Sally Alexander, who is in the photo above, was a student at Ruskin in 1970 and one of the organisers of the conference. She was a founding editor of History Workshop Journal and is a hugely respected feminist historian.
She's pointing at a photo of herself fifty years ago, wearing an Afghan coat and holding one end of a banner at the pioneering International Women's Day march through central London in 1971. The accompanying detail from that photo doesn't do justice to the quality of the images, but you can just about make out the younger Sally.
The photographs Chandan took cover that first Women's Liberation Conference and some of the key early feminist marches, and contingents on bigger demonstrations, which helped to establish the women's movement, and give it confidence and visibility.
Chandan says that she was always a participant first and a photographer second - she reflects on the times and her photography here - but her images (some can be seen here on the Report site) are an unparalleled chronicle of the initial phases of the women's liberation movement. It's so heartening that they are being exhibited.
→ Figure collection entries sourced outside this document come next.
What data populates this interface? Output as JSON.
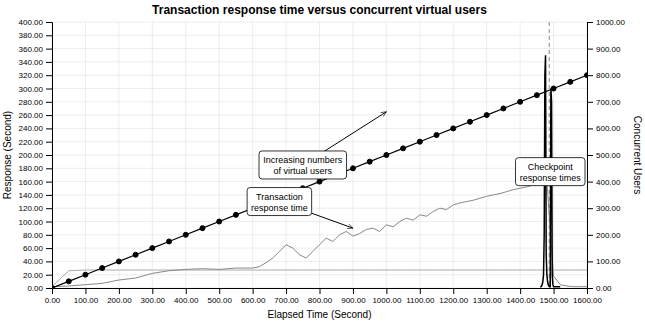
{
  "chart_data": {
    "type": "line",
    "title": "Transaction response time versus concurrent virtual users",
    "xlabel": "Elapsed Time (Second)",
    "ylabel": "Response (Second)",
    "y2label": "Concurrent Users",
    "xlim": [
      0,
      1600
    ],
    "ylim": [
      0,
      400
    ],
    "y2lim": [
      0,
      1000
    ],
    "xticks": [
      {
        "value": 0,
        "label": "0.00"
      },
      {
        "value": 100,
        "label": "100.00"
      },
      {
        "value": 200,
        "label": "200.00"
      },
      {
        "value": 300,
        "label": "300.00"
      },
      {
        "value": 400,
        "label": "400.00"
      },
      {
        "value": 500,
        "label": "500.00"
      },
      {
        "value": 600,
        "label": "600.00"
      },
      {
        "value": 700,
        "label": "700.00"
      },
      {
        "value": 800,
        "label": "800.00"
      },
      {
        "value": 900,
        "label": "900.00"
      },
      {
        "value": 1000,
        "label": "1000.00"
      },
      {
        "value": 1100,
        "label": "1100.00"
      },
      {
        "value": 1200,
        "label": "1200.00"
      },
      {
        "value": 1300,
        "label": "1300.00"
      },
      {
        "value": 1400,
        "label": "1400.00"
      },
      {
        "value": 1500,
        "label": "1500.00"
      },
      {
        "value": 1600,
        "label": "1600.00"
      }
    ],
    "yticks": [
      {
        "value": 0,
        "label": "0.00"
      },
      {
        "value": 20,
        "label": "20.00"
      },
      {
        "value": 40,
        "label": "40.00"
      },
      {
        "value": 60,
        "label": "60.00"
      },
      {
        "value": 80,
        "label": "80.00"
      },
      {
        "value": 100,
        "label": "100.00"
      },
      {
        "value": 120,
        "label": "120.00"
      },
      {
        "value": 140,
        "label": "140.00"
      },
      {
        "value": 160,
        "label": "160.00"
      },
      {
        "value": 180,
        "label": "180.00"
      },
      {
        "value": 200,
        "label": "200.00"
      },
      {
        "value": 220,
        "label": "220.00"
      },
      {
        "value": 240,
        "label": "240.00"
      },
      {
        "value": 260,
        "label": "260.00"
      },
      {
        "value": 280,
        "label": "280.00"
      },
      {
        "value": 300,
        "label": "300.00"
      },
      {
        "value": 320,
        "label": "320.00"
      },
      {
        "value": 340,
        "label": "340.00"
      },
      {
        "value": 360,
        "label": "360.00"
      },
      {
        "value": 380,
        "label": "380.00"
      },
      {
        "value": 400,
        "label": "400.00"
      }
    ],
    "y2ticks": [
      {
        "value": 0,
        "label": "0.00"
      },
      {
        "value": 100,
        "label": "100.00"
      },
      {
        "value": 200,
        "label": "200.00"
      },
      {
        "value": 300,
        "label": "300.00"
      },
      {
        "value": 400,
        "label": "400.00"
      },
      {
        "value": 500,
        "label": "500.00"
      },
      {
        "value": 600,
        "label": "600.00"
      },
      {
        "value": 700,
        "label": "700.00"
      },
      {
        "value": 800,
        "label": "800.00"
      },
      {
        "value": 900,
        "label": "900.00"
      },
      {
        "value": 1000,
        "label": "1000.00"
      }
    ],
    "grid": true,
    "series": [
      {
        "axis": "y2",
        "color": "#000000",
        "marker": "circle",
        "x": [
          0,
          50,
          100,
          150,
          200,
          250,
          300,
          350,
          400,
          450,
          500,
          550,
          600,
          650,
          700,
          750,
          800,
          850,
          900,
          950,
          1000,
          1050,
          1100,
          1150,
          1200,
          1250,
          1300,
          1350,
          1400,
          1450,
          1500,
          1550,
          1600
        ],
        "values": [
          0,
          25,
          50,
          75,
          100,
          125,
          150,
          175,
          200,
          225,
          250,
          275,
          300,
          325,
          350,
          375,
          400,
          425,
          450,
          475,
          500,
          525,
          550,
          575,
          600,
          625,
          650,
          675,
          700,
          725,
          750,
          775,
          800
        ]
      },
      {
        "color": "#888888",
        "x": [
          0,
          50,
          100,
          150,
          200,
          250,
          300,
          350,
          400,
          450,
          500,
          550,
          600,
          620,
          640,
          660,
          680,
          700,
          720,
          740,
          760,
          780,
          800,
          820,
          840,
          860,
          880,
          900,
          920,
          940,
          960,
          980,
          1000,
          1020,
          1040,
          1060,
          1080,
          1100,
          1120,
          1140,
          1160,
          1180,
          1200,
          1220,
          1240,
          1260,
          1280,
          1300,
          1320,
          1340,
          1360,
          1380,
          1400,
          1420,
          1440,
          1460,
          1480,
          1500,
          1520,
          1540,
          1560,
          1580,
          1600
        ],
        "values": [
          2,
          3,
          5,
          7,
          12,
          15,
          22,
          26,
          28,
          29,
          28,
          30,
          30,
          32,
          38,
          45,
          55,
          65,
          60,
          50,
          45,
          55,
          65,
          75,
          70,
          80,
          85,
          78,
          82,
          88,
          90,
          85,
          95,
          92,
          100,
          105,
          102,
          110,
          108,
          115,
          120,
          118,
          125,
          128,
          130,
          132,
          135,
          138,
          140,
          142,
          145,
          148,
          150,
          152,
          155,
          158,
          160,
          18,
          5,
          3,
          2,
          2,
          2
        ]
      },
      {
        "color": "#000000",
        "x": [
          1460,
          1462,
          1464,
          1466,
          1468,
          1470,
          1472,
          1474,
          1476,
          1478,
          1480,
          1482,
          1484,
          1486,
          1488,
          1490,
          1492,
          1494,
          1496,
          1498,
          1500,
          1502,
          1504,
          1506,
          1508,
          1510,
          1512,
          1514,
          1516,
          1518,
          1520
        ],
        "values": [
          2,
          2,
          3,
          5,
          10,
          20,
          80,
          320,
          350,
          50,
          20,
          10,
          5,
          3,
          2,
          2,
          300,
          280,
          20,
          5,
          2,
          2,
          2,
          2,
          2,
          2,
          2,
          2,
          2,
          2,
          2
        ]
      },
      {
        "color": "#aaaaaa",
        "x": [
          0,
          50,
          100,
          150,
          200,
          250,
          300,
          350,
          400,
          450,
          500,
          550,
          600,
          650,
          700,
          750,
          800,
          850,
          900,
          950,
          1000,
          1050,
          1100,
          1150,
          1200,
          1250,
          1300,
          1350,
          1400,
          1450,
          1500,
          1550,
          1600
        ],
        "values": [
          2,
          26,
          27,
          27,
          27,
          27,
          27,
          27,
          27,
          27,
          27,
          27,
          27,
          27,
          27,
          27,
          27,
          27,
          27,
          27,
          27,
          27,
          27,
          27,
          27,
          27,
          27,
          27,
          27,
          27,
          27,
          27,
          27
        ]
      }
    ],
    "vlines": [
      {
        "x": 1487,
        "color": "#888888",
        "line_style": "dashed"
      }
    ],
    "annotations": [
      {
        "text": "Increasing numbers\nof virtual users",
        "xy": [
          1000,
          265
        ],
        "xytext": [
          750,
          185
        ]
      },
      {
        "text": "Transaction\nresponse time",
        "xy": [
          900,
          90
        ],
        "xytext": [
          680,
          130
        ]
      },
      {
        "text": "Checkpoint\nresponse times",
        "xy": [
          1487,
          170
        ],
        "xytext": [
          1500,
          175
        ]
      }
    ]
  }
}
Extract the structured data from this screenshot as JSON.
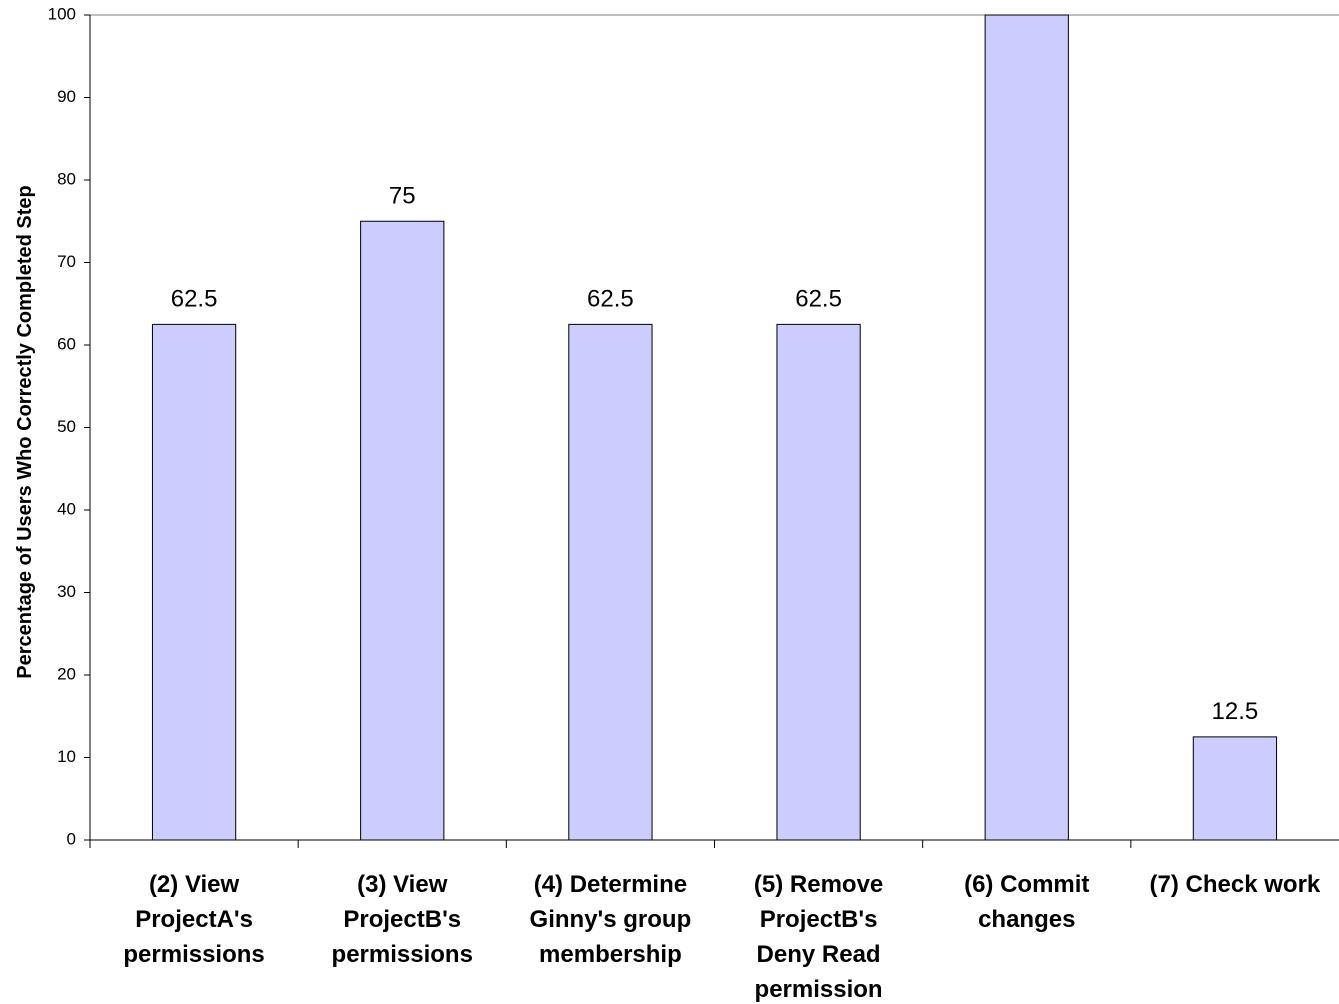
{
  "chart_data": {
    "type": "bar",
    "y_label": "Percentage of Users Who Correctly Completed Step",
    "categories": [
      "(2) View\nProjectA's\npermissions",
      "(3) View\nProjectB's\npermissions",
      "(4) Determine\nGinny's group\nmembership",
      "(5) Remove\nProjectB's\nDeny Read\npermission",
      "(6) Commit\nchanges",
      "(7) Check work"
    ],
    "values": [
      62.5,
      75,
      62.5,
      62.5,
      100,
      12.5
    ],
    "value_labels": [
      "62.5",
      "75",
      "62.5",
      "62.5",
      null,
      "12.5"
    ],
    "color": "#ccccff",
    "ylim": [
      0,
      100
    ],
    "yticks": [
      0,
      10,
      20,
      30,
      40,
      50,
      60,
      70,
      80,
      90,
      100
    ],
    "grid": false
  }
}
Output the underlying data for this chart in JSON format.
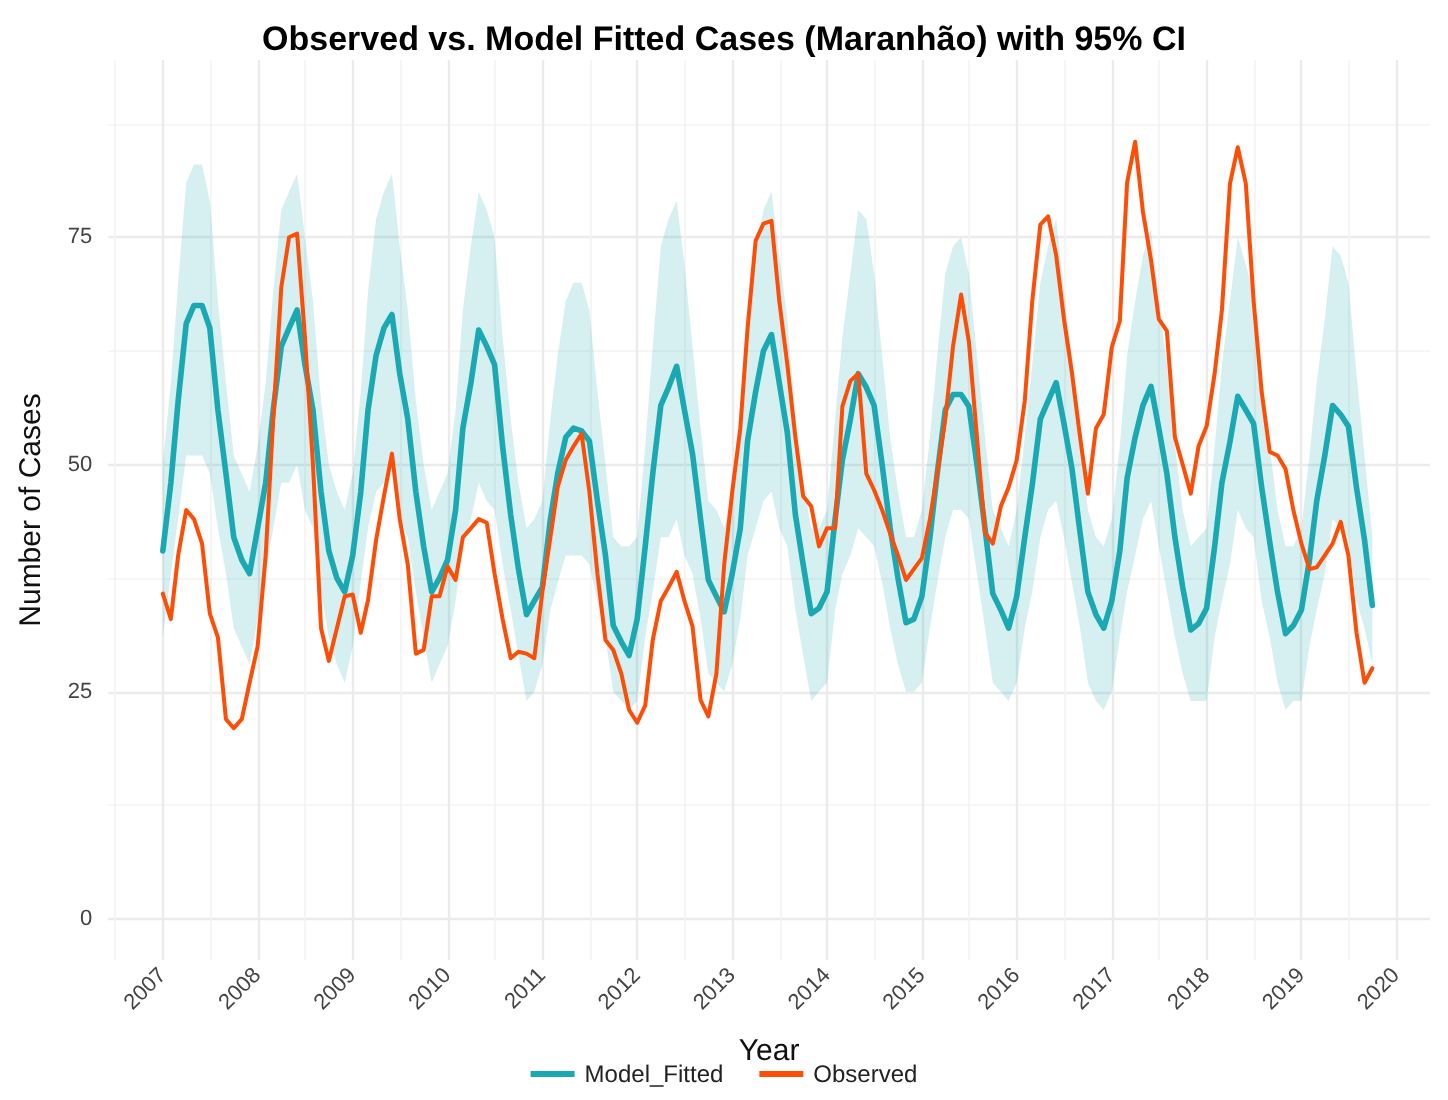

The launch was yesterday - a low-key but warm and enlivening occasion. The photos are really well displayed, and a few have been printed on fabric and put up as if they are banners on a demo -
Here are the details of the exhibition, and a bit more about Chandan and her photographs -
And blowing the photos up big means you can spot people in the crowd who might otherwise have passed unnoticed. Take this example -
And there's going to be a bigger exhibition of Chandan's photos at Four Corners in Bethnal Green in the Spring. Something to look forward to!